After his divorce from Tierney, Cassini dated and was engaged to Grace Kelly.

Susanna Moore claims that she was raped by Cassini.

Cassini and Tierney remained cordial until her 1991 death, when she bequeathed one dollar to their daughter Daria and the residual to Christina.

In 1971, Cassini married model Marianne Nestor. Beginning in 1971, Marianne operated the licensing and public relations portion of the brand, which they famously defended. Their marriage was kept secret until after his death.

==Death==
Oleg Cassini died from complications of an aneurysm in Manhasset, New York, in 2006 at age 92.

In his will, Cassini bequeathed $500,000 in trust to his daughter Daria and $1,000,000 to Christina.
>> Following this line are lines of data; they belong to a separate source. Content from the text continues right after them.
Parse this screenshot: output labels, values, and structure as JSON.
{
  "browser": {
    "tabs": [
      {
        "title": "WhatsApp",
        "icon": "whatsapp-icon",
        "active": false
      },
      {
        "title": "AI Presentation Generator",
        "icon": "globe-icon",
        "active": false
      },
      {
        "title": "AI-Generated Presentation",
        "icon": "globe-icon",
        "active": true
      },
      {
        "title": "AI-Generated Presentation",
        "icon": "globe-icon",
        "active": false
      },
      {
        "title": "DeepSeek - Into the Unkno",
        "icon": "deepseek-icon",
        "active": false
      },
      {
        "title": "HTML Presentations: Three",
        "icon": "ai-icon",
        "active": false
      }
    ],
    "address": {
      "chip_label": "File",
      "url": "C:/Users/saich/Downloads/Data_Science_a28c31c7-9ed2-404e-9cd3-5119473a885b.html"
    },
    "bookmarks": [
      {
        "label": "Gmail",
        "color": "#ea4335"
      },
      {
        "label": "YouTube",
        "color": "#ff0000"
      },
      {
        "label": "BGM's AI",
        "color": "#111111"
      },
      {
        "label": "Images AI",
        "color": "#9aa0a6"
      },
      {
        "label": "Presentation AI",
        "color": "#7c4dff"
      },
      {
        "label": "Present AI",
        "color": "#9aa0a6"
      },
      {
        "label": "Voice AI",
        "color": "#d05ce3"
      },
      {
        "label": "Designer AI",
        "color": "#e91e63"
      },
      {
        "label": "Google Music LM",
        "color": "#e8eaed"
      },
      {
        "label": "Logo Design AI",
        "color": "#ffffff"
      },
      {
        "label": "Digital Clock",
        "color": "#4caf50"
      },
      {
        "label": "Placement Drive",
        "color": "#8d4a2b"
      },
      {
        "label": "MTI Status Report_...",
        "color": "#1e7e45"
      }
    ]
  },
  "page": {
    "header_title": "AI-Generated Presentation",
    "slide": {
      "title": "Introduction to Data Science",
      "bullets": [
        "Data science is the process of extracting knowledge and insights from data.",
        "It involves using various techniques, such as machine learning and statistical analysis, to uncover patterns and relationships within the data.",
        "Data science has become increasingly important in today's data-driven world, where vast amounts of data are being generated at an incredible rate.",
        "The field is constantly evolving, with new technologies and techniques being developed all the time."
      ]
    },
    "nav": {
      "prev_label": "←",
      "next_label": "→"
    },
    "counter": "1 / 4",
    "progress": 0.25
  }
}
Christina sued Cassini's widow Marianne Nestor for one quarter of his estate, based on the agreement in the divorce settlement with Tierney, but Nestor argued that the divorce decree was overridden by the will. Nestor claimed the provision was unenforceable as it had been made more than 60 years previously. Despite the New York Surrogate Court ruling in favour of Christina, she did not receive her inheritance before she died in poverty in 2015.

In September 2018, Newsday, updated the history of the legal battle. At the time, Nestor was in jail for refusing to comply with a court order. Cassini's estate was auctioned by Doyle in June 2019.